Oui mais ELLES existent, alors pourquoi des parenthèses! J'en suis une et je te réponds 

Pour ta question, l'ipad n'est pas un disque dur externe, mais bien une extension de ton ordinateur. Donc pour la sauvegarde: prend un disque dur externe, mais pour montrer tes photos, écouter ta musique, travailler sur tes documents à l'exterieur ..... Alors oui prend un iPad 

Par contre, le 16go est vite rempli, le 32 est un bon compromis.

Tu cherches un ipad1 ou le 2 en occasion, wifi ou wifi 3G ?


----------



## bagalorifere (2 Juillet 2011)

En fait j'ai déjà un disque externe pour mes sauvegardes mais avec l'ipad, cela me ferait une sauvegarde en plus pouvant être utilisé pour le multimedia.
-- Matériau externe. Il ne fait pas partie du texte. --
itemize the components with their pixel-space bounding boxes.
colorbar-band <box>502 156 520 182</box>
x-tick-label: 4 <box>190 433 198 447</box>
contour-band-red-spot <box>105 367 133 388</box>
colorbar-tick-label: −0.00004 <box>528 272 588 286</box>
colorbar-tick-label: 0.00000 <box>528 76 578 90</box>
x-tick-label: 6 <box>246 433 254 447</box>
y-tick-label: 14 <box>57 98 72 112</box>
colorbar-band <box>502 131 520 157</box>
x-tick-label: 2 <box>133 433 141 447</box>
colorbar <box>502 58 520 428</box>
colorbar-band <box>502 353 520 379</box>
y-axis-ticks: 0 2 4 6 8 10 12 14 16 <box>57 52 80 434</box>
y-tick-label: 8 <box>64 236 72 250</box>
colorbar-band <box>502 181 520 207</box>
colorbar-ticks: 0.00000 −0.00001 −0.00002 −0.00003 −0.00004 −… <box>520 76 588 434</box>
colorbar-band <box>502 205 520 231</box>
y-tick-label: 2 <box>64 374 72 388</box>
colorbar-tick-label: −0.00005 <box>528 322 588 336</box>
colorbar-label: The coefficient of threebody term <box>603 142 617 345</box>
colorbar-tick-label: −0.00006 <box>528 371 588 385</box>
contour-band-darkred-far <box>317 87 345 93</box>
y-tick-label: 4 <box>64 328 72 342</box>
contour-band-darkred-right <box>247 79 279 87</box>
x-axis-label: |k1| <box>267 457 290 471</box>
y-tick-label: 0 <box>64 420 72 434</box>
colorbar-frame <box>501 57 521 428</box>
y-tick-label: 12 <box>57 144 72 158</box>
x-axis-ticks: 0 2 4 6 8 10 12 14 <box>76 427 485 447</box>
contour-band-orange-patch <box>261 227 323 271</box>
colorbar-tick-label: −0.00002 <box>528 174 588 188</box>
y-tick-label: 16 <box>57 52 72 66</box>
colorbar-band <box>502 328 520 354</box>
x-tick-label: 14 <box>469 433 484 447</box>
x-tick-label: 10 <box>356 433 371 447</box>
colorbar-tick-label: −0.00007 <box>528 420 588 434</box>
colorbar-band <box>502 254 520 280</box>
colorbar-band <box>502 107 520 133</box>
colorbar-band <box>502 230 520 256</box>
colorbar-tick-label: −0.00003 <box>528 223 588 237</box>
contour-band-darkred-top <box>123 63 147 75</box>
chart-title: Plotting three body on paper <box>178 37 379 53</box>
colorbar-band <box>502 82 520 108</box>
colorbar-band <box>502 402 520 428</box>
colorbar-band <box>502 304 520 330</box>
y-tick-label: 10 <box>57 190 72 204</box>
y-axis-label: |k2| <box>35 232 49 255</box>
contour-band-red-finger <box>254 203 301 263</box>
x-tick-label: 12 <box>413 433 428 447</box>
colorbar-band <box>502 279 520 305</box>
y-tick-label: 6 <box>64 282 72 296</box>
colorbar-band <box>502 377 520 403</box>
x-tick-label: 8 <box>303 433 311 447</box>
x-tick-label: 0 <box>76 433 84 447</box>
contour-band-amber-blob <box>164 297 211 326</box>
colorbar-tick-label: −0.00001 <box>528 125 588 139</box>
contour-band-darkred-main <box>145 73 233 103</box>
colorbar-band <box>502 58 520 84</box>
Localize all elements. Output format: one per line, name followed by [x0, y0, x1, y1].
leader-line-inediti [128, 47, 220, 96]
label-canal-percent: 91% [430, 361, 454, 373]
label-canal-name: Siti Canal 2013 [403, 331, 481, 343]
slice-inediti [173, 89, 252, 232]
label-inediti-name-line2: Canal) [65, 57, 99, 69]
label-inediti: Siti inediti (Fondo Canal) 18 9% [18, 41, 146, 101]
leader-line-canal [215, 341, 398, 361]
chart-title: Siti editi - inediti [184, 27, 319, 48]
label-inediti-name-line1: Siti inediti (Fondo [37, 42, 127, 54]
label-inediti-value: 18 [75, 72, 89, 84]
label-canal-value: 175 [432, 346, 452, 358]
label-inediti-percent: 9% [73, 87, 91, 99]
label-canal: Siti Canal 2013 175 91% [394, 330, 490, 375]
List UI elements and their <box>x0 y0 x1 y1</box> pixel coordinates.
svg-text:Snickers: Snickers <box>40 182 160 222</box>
Pour la version Ipad, vu mon budget je penche pour un V1 (je voudrais tester et voir si cela convient bien à mon besoin) en wifi (la 3G c'est du vol je trouve).


----------



## Ealdu (2 Juillet 2011)

Si tu n'as pas besoin de la camera la V1 est très bien.

Par contre tout dépend de ton usage pour la 3G, cela peut être bien pratique quand on a pas de wifi disponible et pas d'iphone!
Quand au prix c'est en fonction du service rendu et si vraiment tu n'en a pas besoin alors oui tu as raison mais sache que en occasion la 3G n'est pas trop cher et c'est un plus car tu n'est pas obliger de souscrire un abonnement. Penses-y!
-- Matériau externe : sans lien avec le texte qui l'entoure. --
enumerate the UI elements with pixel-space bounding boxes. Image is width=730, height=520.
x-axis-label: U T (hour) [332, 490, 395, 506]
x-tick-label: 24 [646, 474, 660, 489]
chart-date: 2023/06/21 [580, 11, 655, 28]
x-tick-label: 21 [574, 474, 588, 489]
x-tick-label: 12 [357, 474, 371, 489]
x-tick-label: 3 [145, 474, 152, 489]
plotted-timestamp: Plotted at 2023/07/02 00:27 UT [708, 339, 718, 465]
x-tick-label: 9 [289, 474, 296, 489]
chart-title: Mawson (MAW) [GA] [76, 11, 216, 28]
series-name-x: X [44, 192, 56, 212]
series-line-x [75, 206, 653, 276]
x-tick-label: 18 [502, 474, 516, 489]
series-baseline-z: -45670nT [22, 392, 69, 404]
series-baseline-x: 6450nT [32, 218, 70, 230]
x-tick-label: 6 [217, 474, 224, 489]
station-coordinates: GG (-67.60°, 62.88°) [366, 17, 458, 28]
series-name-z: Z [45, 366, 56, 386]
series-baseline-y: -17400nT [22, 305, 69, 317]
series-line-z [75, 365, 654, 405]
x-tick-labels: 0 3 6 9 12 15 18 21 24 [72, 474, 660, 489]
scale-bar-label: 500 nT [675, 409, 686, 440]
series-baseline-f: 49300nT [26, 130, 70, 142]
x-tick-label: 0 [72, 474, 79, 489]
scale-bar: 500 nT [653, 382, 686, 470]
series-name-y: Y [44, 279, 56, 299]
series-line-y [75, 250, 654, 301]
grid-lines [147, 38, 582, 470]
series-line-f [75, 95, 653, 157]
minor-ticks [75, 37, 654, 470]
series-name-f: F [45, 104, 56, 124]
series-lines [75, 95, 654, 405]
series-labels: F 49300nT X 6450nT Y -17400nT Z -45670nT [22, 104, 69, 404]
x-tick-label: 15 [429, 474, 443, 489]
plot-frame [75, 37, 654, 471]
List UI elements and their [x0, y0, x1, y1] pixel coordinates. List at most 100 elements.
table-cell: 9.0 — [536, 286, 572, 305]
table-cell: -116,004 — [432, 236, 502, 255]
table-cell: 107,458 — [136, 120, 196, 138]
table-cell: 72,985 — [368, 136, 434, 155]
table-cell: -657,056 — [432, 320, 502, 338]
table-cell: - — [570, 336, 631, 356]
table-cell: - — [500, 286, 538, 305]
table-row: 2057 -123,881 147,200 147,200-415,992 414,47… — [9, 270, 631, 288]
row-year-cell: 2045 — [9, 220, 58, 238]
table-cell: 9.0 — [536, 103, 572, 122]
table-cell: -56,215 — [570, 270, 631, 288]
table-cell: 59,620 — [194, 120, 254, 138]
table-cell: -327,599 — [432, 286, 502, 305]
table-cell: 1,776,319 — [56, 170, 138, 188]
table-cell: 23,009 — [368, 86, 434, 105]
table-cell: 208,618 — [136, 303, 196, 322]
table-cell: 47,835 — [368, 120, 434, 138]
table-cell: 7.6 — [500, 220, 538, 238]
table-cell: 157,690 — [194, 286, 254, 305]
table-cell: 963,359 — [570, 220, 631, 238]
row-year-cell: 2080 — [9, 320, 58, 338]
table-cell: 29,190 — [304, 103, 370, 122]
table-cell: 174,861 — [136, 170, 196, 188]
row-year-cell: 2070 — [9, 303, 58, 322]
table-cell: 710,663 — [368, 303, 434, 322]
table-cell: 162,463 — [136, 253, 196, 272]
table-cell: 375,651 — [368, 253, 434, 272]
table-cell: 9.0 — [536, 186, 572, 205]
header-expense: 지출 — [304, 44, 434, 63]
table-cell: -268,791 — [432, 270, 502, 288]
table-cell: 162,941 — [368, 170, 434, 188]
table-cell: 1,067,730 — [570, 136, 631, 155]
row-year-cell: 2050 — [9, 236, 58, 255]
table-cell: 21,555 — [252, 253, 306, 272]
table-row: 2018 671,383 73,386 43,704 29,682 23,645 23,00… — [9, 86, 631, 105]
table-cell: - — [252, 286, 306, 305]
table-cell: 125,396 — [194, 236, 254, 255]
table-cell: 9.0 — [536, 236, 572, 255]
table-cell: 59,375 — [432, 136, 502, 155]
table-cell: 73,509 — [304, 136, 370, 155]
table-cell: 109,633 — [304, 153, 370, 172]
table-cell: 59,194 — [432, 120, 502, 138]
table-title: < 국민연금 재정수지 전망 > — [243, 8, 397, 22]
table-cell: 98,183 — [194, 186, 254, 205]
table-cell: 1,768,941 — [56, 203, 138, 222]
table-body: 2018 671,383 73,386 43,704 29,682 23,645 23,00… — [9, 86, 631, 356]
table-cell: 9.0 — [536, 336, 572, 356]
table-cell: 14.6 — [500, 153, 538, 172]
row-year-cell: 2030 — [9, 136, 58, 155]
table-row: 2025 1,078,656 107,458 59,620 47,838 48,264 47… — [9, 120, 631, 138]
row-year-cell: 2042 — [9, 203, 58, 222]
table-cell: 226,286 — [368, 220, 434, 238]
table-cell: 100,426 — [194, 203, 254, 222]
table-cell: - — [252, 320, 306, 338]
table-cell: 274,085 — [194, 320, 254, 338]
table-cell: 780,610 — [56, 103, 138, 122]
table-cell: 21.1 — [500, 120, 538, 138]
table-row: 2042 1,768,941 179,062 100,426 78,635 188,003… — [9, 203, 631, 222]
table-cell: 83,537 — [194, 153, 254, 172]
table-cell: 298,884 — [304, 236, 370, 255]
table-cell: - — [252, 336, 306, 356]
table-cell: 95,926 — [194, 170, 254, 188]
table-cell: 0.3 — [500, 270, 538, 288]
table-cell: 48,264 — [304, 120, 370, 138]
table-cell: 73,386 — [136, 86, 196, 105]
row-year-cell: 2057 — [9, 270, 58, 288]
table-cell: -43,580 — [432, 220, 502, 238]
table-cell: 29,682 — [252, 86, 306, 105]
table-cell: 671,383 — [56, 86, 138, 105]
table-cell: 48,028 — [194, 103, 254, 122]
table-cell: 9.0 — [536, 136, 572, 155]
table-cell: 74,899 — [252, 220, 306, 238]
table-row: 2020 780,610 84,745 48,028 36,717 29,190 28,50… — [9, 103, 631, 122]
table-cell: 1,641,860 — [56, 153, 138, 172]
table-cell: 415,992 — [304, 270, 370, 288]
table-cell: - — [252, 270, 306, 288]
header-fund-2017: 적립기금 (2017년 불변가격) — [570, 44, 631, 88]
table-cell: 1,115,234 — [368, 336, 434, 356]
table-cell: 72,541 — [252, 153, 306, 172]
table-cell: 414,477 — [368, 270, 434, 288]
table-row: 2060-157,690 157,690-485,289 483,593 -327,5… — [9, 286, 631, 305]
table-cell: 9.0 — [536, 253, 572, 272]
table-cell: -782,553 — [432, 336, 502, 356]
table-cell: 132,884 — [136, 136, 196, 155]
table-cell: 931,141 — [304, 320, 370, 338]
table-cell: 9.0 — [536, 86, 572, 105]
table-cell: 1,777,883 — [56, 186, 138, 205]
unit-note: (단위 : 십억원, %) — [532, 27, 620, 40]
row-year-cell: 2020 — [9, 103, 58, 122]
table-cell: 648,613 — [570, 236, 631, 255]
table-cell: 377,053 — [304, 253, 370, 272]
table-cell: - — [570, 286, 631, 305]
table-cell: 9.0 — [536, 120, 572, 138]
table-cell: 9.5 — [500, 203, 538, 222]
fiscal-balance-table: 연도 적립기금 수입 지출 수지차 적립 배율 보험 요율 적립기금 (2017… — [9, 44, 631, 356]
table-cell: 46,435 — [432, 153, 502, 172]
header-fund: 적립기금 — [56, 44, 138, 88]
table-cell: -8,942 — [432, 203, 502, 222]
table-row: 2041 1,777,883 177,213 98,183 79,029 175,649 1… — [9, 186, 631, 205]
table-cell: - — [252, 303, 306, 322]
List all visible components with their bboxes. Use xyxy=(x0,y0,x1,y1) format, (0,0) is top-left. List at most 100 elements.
Perso mon homme a un 3G, moi un wifi seul et des fois je l'envie.


----------



## bagalorifere (2 Juillet 2011)

oui ben voilà, si je vois que la 3G me manque, ma femme récupérera celui là et j'en prendrais un autre ;-)


----------



## Ealdu (2 Juillet 2011)

Hé oui voila a quoi servent les femmes, récupérer ce que les hommes ne veulent plus, cela leur donne bonne conscience !  

Consel a ta femme: qu'elle acheter le 2 tout neuf! Na!


----------